His eyes boldly swept her trembling shoulders and hidden fists. Then he threw back his head and laughed. “This will be the best Atlantic crossing of my life, I think, Judith Mercer. We shall have a grand adventure, the three of us!”
Judith felt the anger melting from her heart like spring snow. “Fayette,” she summoned. “That young sailor—he is the reason a French prisoner-of-war changed his allegiance and now serves aboard the
Standard
.”
He turned away. His voice, when it finally came, was a hollow whisper. “What else could I do? He was a child, ten years ago. No one came for him. He had only me. So when the time for my release approached, I signed on.”
“It was difficult,” she whispered, touching his arm.
“Not so difficult.”
“Can he not walk at all?”
He faced her, his cynical smile returning. “The surgeon wanted his leg. Perhaps it would have been best. It still pains him. But phantom limbs do, too, I’m told. If only I had known more about healing than killing then. The bandages, you see, they were too loosely placed and—” He swept his hand across his mouth abruptly. “No, he cannot walk at all.”
“Why wasn’t he discharged, sent home?

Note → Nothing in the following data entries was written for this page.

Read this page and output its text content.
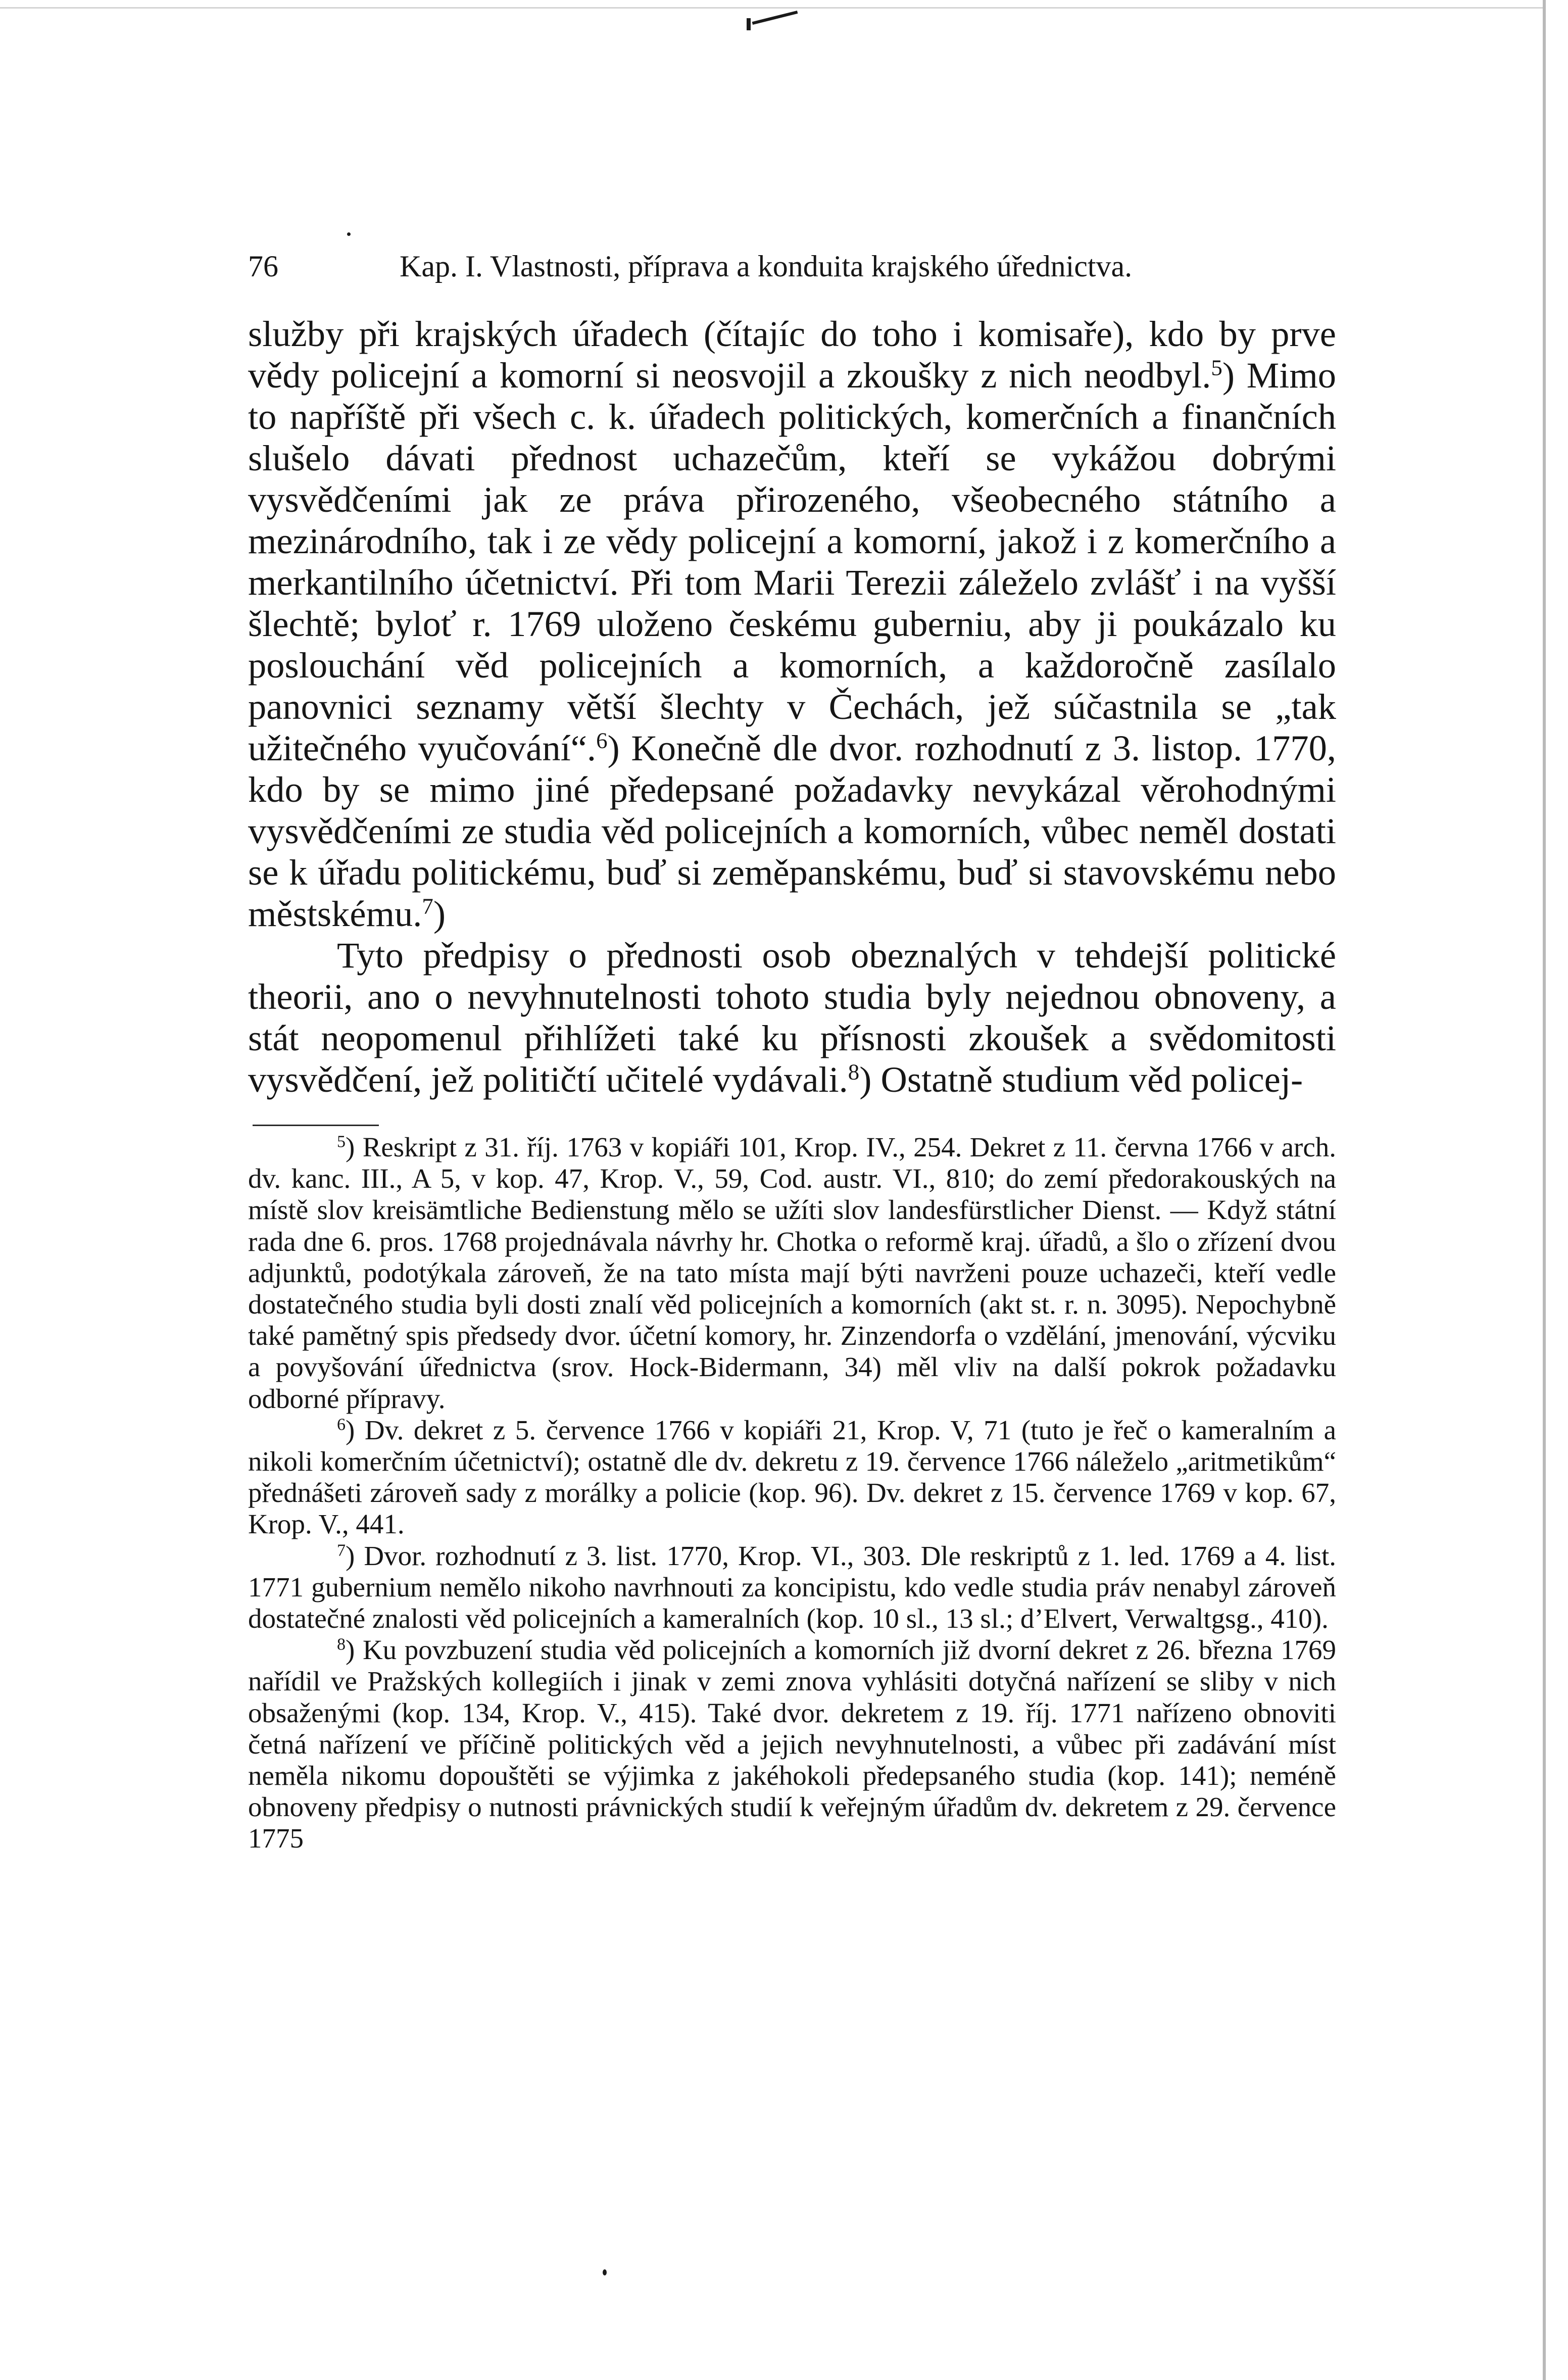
76	Kap. I. Vlastnosti, příprava a konduita krajského úřednictva.

služby při krajských úřadech (čítajíc do toho i komisaře), kdo by prve vědy policejní a komorní si neosvojil a zkoušky z nich neodbyl.$^5$) Mimo to napříště při všech c. k. úřadech politických, komerčních a finančních slušelo dávati přednost uchazečům, kteří se vykážou dobrými vysvědčeními jak ze práva přirozeného, všeobecného státního a mezinárodního, tak i ze vědy policejní a komorní, jakož i z komerčního a merkantilního účetnictví. Při tom Marii Terezii záleželo zvlášť i na vyšší šlechtě; byloť r. 1769 uloženo českému guberniu, aby ji poukázalo ku poslouchání věd policejních a komorních, a každoročně zasílalo panovnici seznamy větší šlechty v Čechách, jež súčastnila se „tak užitečného vyučování“.$^6$) Konečně dle dvor. rozhodnutí z 3. listop. 1770, kdo by se mimo jiné předepsané požadavky nevykázal věrohodnými vysvědčeními ze studia věd policejních a komorních, vůbec neměl dostati se k úřadu politickému, buď si zeměpanskému, buď si stavovskému nebo městskému.$^7$)

Tyto předpisy o přednosti osob obeznalých v tehdejší politické theorii, ano o nevyhnutelnosti tohoto studia byly nejednou obnoveny, a stát neopomenul přihlížeti také ku přísnosti zkoušek a svědomitosti vysvědčení, jež političtí učitelé vydávali.$^8$) Ostatně studium věd policej-

$^5$) Reskript z 31. říj. 1763 v kopiáři 101, Krop. IV., 254. Dekret z 11. června 1766 v arch. dv. kanc. III., A 5, v kop. 47, Krop. V., 59, Cod. austr. VI., 810; do zemí předorakouských na místě slov kreisämtliche Bedienstung mělo se užíti slov landesfürstlicher Dienst. — Když státní rada dne 6. pros. 1768 projednávala návrhy hr. Chotka o reformě kraj. úřadů, a šlo o zřízení dvou adjunktů, podotýkala zároveň, že na tato místa mají býti navrženi pouze uchazeči, kteří vedle dostatečného studia byli dosti znalí věd policejních a komorních (akt st. r. n. 3095). Nepochybně také pamětný spis předsedy dvor. účetní komory, hr. Zinzendorfa o vzdělání, jmenování, výcviku a povyšování úřednictva (srov. Hock-Bidermann, 34) měl vliv na další pokrok požadavku odborné přípravy.

$^6$) Dv. dekret z 5. července 1766 v kopiáři 21, Krop. V, 71 (tuto je řeč o kameralním a nikoli komerčním účetnictví); ostatně dle dv. dekretu z 19. července 1766 náleželo „aritmetikům“ přednášeti zároveň sady z morálky a policie (kop. 96). Dv. dekret z 15. července 1769 v kop. 67, Krop. V., 441.

$^7$) Dvor. rozhodnutí z 3. list. 1770, Krop. VI., 303. Dle reskriptů z 1. led. 1769 a 4. list. 1771 gubernium nemělo nikoho navrhnouti za koncipistu, kdo vedle studia práv nenabyl zároveň dostatečné znalosti věd policejních a kameralních (kop. 10 sl., 13 sl.; d’Elvert, Verwaltgsg., 410).

$^8$) Ku povzbuzení studia věd policejních a komorních již dvorní dekret z 26. března 1769 nařídil ve Pražských kollegiích i jinak v zemi znova vyhlásiti dotyčná nařízení se sliby v nich obsaženými (kop. 134, Krop. V., 415). Také dvor. dekretem z 19. říj. 1771 nařízeno obnoviti četná nařízení ve příčině politických věd a jejich nevyhnutelnosti, a vůbec při zadávání míst neměla nikomu dopouštěti se výjimka z jakéhokoli předepsaného studia (kop. 141); neméně obnoveny předpisy o nutnosti právnických studií k veřejným úřadům dv. dekretem z 29. července 1775
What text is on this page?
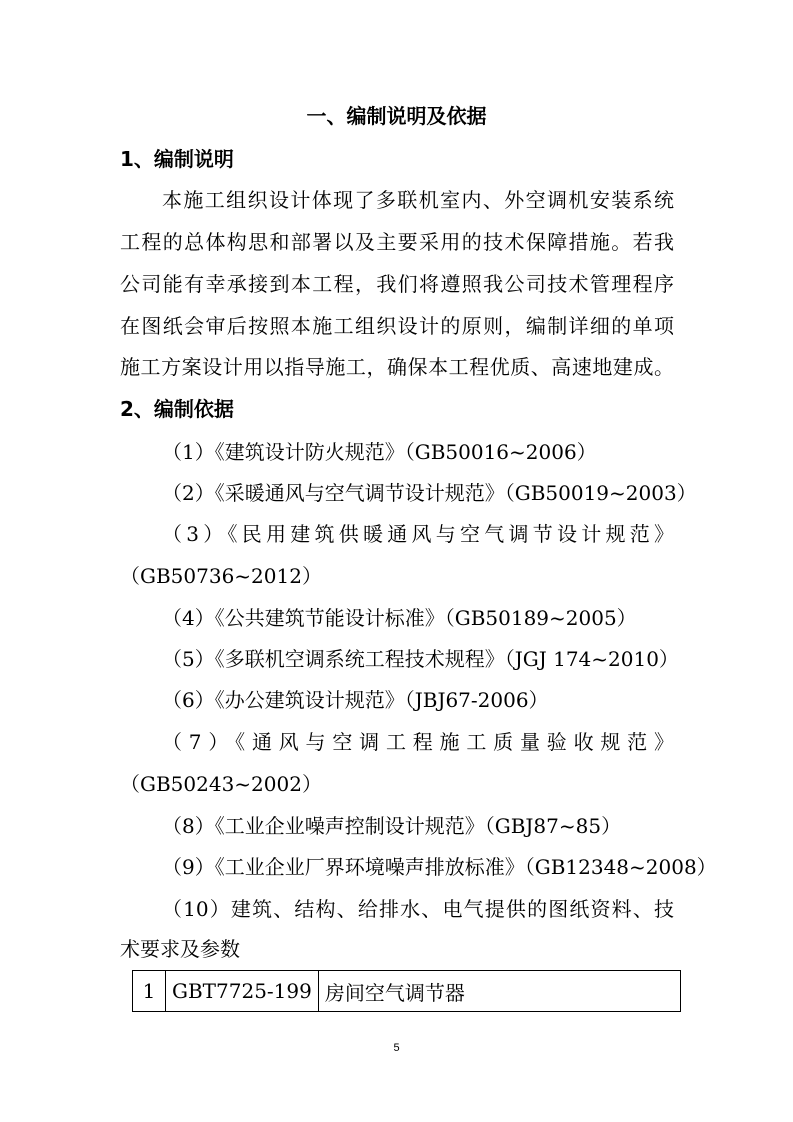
一、编制说明及依据
1、编制说明
本施工组织设计体现了多联机室内、外空调机安装系统
工程的总体构思和部署以及主要采用的技术保障措施。若我
公司能有幸承接到本工程，我们将遵照我公司技术管理程序
在图纸会审后按照本施工组织设计的原则，编制详细的单项
施工方案设计用以指导施工，确保本工程优质、高速地建成。
2、编制依据
（1）《建筑设计防火规范》（GB50016~2006）
（2）《采暖通风与空气调节设计规范》（GB50019~2003）
（3）《民用建筑供暖通风与空气调节设计规范》
（GB50736~2012）
（4）《公共建筑节能设计标准》（GB50189~2005）
（5）《多联机空调系统工程技术规程》（JGJ 174~2010）
（6）《办公建筑设计规范》（JBJ67-2006）
（7）《通风与空调工程施工质量验收规范》
（GB50243~2002）
（8）《工业企业噪声控制设计规范》（GBJ87~85）
（9）《工业企业厂界环境噪声排放标准》（GB12348~2008）
（10）建筑、结构、给排水、电气提供的图纸资料、技
术要求及参数
1	GBT7725-199	房间空气调节器
5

He’s an American. He—”
“He was discharged—D.D.”
“What does that mean?”
“Discharged, dead.”
There was no mirth now in the Frenchman’s sharp green eyes. But when the shiver rode up Judith’s arms, a measure of kindness, part of the kindness that hovered between him and Washington, broke through.
“Who is he, Fayette?” she whispered.
“That, my dear lady, is the puzzle locked inside him. Our puzzle, perhaps, now.”
 
 
“H
e tried to make me swear, Papa,” Judith exclaimed as she brought Eli Mercer his ginger tea that morning. “Swear not to tell any officer, or the master of the watch, or the purser, or anchor’s mate—a vast list of persons who know nothing of the young man’s existence. To them, as well as to Captain Willis, Washington is a rumor, a haunt. For ten years he’s been hidden on this vast vessel, imagine!”
“Extraordinary.”
“Only select members of the officers and crew trusted by Fayette know Washington to be real. When he said that thou and I must be sworn into their society, I told him that we Friends do not take oaths. My agreement would have to suffice.”
“Did he accept this?”
“Not without a stream of French words, which I feel he was using to spare my ears of their English translation.”
Eli Mercer rested his hand on his daughter’s shoulder. He appeared to be searching his breast pocket. No, Judith realized as she heard the sputtering sound of her father’s laughter, he was not searching for anything at all.